Webersen noted private equity’s growing presence in the property-casualty and life-health transaction space “more than two-thirds of the insurance services acquisitions were led by other insurance services companies, with financial services firms, mostly private equity, the next strongest buyer segment. As the global industry increases its focus and support for InsurTech initiatives and outsourced partnerships, we expect the services sector transaction count to remain strong for some time to come.”

A further trend impacting the M&A space was highlighted as the stronger role played by regulatory action in boosting M&A transactions in some regions while hindering them in other areas.

Numerous attempted acquisitions by Chinese buyers were aborted following heightened scrutiny by regulators in the U.S., China, and Israel, said Conning, while more stringent solvency standards in Asia and in post-Solvency II Europe led insurers to shed capital-consuming, underperforming units.

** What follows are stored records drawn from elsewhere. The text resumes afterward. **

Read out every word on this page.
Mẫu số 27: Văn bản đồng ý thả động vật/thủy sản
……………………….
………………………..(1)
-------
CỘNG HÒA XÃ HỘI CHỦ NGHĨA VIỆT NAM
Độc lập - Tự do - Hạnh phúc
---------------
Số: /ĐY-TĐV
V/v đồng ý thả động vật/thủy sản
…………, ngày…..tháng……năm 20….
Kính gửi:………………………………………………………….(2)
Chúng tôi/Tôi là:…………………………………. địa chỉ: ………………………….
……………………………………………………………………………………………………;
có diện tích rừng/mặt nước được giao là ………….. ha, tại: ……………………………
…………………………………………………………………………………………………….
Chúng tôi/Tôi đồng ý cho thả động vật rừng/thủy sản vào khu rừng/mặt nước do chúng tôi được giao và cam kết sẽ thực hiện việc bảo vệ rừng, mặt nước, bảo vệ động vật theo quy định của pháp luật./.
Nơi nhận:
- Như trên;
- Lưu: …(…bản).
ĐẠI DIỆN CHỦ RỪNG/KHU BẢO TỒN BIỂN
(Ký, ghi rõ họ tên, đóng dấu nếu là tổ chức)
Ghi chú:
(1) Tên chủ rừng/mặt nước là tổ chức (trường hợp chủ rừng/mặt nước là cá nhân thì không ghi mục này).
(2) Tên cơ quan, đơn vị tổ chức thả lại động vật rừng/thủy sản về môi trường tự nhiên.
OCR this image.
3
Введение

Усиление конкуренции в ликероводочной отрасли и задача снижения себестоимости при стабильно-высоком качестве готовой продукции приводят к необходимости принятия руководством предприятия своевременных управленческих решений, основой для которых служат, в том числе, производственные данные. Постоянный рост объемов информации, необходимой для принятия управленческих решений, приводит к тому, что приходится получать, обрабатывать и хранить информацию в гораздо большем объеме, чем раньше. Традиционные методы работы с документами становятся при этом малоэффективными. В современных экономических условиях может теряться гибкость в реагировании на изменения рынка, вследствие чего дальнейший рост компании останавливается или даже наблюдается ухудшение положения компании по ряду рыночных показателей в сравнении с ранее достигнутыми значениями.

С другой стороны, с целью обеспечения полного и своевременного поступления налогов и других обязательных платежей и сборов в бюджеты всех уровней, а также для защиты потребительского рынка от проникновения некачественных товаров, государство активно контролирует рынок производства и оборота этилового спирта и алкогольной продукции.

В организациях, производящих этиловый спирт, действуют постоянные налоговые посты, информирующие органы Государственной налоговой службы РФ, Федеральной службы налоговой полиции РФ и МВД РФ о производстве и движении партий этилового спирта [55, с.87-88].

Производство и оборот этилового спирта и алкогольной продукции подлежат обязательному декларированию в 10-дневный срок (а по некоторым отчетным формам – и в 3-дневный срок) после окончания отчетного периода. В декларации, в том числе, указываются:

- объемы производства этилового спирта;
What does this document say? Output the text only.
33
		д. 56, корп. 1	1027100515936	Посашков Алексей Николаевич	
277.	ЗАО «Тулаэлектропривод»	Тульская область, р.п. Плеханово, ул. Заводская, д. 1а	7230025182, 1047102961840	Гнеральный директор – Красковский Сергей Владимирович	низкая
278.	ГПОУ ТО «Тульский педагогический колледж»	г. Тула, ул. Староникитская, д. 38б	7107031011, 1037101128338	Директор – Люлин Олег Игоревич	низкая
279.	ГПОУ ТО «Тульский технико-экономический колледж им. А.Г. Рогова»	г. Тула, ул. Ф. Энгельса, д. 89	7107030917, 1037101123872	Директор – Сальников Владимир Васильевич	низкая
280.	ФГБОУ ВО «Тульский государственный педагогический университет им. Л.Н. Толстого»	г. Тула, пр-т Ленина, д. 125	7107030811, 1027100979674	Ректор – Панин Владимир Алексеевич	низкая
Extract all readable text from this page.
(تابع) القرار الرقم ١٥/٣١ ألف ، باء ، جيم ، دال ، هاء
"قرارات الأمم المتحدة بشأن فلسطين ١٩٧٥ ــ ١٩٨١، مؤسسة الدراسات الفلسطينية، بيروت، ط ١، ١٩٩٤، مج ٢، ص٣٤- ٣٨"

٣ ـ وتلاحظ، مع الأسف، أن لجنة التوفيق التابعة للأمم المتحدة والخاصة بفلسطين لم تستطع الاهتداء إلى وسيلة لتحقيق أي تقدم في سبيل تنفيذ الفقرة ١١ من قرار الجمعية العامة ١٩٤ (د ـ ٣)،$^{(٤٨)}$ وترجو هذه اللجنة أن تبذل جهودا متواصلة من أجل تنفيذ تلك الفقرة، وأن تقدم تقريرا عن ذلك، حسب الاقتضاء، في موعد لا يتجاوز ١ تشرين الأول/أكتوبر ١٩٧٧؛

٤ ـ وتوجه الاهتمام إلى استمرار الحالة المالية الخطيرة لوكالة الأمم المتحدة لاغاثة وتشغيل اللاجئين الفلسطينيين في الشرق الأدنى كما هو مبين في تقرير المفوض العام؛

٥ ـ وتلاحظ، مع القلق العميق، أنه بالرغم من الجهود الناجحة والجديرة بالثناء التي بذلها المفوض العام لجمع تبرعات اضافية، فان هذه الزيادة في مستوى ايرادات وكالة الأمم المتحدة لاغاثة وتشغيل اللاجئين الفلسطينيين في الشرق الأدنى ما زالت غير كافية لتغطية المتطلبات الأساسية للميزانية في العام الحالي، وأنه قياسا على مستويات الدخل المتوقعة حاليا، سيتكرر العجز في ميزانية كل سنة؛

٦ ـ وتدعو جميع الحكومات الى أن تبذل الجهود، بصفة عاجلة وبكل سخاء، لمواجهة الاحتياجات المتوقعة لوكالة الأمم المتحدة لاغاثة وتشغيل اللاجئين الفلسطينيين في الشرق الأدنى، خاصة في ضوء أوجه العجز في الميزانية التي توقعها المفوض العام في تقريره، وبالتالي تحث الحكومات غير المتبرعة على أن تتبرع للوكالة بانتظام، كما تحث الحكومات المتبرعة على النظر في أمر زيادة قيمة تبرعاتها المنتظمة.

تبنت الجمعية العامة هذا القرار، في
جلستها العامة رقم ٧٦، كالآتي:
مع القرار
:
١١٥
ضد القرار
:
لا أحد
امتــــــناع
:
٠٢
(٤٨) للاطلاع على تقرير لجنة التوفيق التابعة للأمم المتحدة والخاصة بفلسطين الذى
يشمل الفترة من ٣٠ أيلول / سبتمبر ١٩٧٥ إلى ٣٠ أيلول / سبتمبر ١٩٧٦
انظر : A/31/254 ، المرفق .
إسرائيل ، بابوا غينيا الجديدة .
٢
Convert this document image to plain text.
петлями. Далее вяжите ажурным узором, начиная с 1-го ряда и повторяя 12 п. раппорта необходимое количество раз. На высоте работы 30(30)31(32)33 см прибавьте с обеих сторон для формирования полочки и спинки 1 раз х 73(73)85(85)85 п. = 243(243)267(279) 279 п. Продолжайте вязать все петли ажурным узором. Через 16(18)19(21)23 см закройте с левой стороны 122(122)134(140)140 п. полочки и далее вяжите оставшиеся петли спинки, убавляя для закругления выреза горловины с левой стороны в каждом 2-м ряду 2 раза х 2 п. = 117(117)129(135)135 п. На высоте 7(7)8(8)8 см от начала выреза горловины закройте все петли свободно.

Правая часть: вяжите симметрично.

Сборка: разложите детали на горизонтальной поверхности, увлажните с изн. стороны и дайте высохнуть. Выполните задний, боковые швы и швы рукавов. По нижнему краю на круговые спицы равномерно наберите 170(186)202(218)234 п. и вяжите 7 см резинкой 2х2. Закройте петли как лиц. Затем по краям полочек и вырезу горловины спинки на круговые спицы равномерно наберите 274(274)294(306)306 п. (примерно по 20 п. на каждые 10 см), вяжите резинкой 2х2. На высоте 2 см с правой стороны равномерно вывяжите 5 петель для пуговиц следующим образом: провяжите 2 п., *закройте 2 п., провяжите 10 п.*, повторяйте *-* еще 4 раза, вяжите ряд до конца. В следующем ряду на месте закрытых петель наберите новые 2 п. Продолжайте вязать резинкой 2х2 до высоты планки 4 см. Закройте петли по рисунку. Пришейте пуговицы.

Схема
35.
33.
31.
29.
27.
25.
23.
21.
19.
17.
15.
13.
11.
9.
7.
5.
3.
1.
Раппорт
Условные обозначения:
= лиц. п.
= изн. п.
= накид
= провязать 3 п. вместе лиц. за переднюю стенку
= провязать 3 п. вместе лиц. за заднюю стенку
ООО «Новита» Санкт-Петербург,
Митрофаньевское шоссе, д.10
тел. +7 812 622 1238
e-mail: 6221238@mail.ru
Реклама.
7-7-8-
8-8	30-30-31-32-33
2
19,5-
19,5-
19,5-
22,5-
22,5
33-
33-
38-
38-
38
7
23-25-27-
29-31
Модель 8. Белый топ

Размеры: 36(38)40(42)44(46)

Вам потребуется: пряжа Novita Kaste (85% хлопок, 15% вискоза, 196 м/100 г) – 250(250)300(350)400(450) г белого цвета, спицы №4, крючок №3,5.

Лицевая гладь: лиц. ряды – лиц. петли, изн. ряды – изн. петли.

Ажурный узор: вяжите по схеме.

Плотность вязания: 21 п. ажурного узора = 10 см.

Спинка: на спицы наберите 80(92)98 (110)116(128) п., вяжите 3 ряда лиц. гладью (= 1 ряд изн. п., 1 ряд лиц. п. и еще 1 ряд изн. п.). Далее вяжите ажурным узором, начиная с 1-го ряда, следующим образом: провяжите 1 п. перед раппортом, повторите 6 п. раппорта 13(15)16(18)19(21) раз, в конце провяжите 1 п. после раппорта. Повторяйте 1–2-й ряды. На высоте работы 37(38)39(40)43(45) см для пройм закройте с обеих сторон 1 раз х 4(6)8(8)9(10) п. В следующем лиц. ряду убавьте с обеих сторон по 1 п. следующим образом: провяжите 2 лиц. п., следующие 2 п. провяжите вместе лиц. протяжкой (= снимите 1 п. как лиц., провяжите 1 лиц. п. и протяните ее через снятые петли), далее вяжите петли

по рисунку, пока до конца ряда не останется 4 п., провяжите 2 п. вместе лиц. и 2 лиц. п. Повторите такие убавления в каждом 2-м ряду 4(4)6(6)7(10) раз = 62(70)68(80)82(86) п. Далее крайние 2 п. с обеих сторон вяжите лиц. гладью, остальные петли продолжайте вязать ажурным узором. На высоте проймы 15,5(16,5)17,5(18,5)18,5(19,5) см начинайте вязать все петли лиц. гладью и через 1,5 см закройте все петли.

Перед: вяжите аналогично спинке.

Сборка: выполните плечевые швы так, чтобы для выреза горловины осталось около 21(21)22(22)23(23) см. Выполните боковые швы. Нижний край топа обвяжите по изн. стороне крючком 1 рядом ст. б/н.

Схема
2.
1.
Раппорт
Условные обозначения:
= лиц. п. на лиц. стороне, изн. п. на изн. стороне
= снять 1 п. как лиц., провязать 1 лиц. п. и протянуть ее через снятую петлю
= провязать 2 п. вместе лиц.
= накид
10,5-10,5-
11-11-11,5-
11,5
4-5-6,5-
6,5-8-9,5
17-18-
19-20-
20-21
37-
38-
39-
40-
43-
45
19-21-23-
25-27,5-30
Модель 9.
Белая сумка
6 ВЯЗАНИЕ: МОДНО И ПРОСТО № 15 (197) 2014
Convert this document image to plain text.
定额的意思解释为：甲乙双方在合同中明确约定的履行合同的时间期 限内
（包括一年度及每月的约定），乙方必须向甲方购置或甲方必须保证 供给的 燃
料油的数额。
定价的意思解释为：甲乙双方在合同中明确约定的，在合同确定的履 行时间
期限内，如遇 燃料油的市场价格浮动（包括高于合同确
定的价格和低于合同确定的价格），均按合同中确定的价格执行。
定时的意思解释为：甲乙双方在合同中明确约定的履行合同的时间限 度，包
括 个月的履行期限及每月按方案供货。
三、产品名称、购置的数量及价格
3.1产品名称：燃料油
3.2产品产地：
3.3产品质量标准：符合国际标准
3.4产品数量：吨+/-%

Looking ahead to 2018 Conning analysts predict property-casualty insurer M&A activity targeting specialty insurers or niche business lines, as well as life insurers carving out or running off underperforming units, will remain strong themes.

As insurers avail themselves of richer data and analytics to provide products and services in line with customers’ rising expectations, Conning expects the trend of creating insurers with a sharper focus will continue beyond 2018.

Technology is expected to spur M&A as insurers seek to gain competitive advantage by acquiring insurers and InsurTech firms with advanced capabilities rather than develop technology in-house.

However, analysts expect the scarcity value of high-value specialty targets, reflected in rich multiples associated with acquiring such targets, will be a deterrent.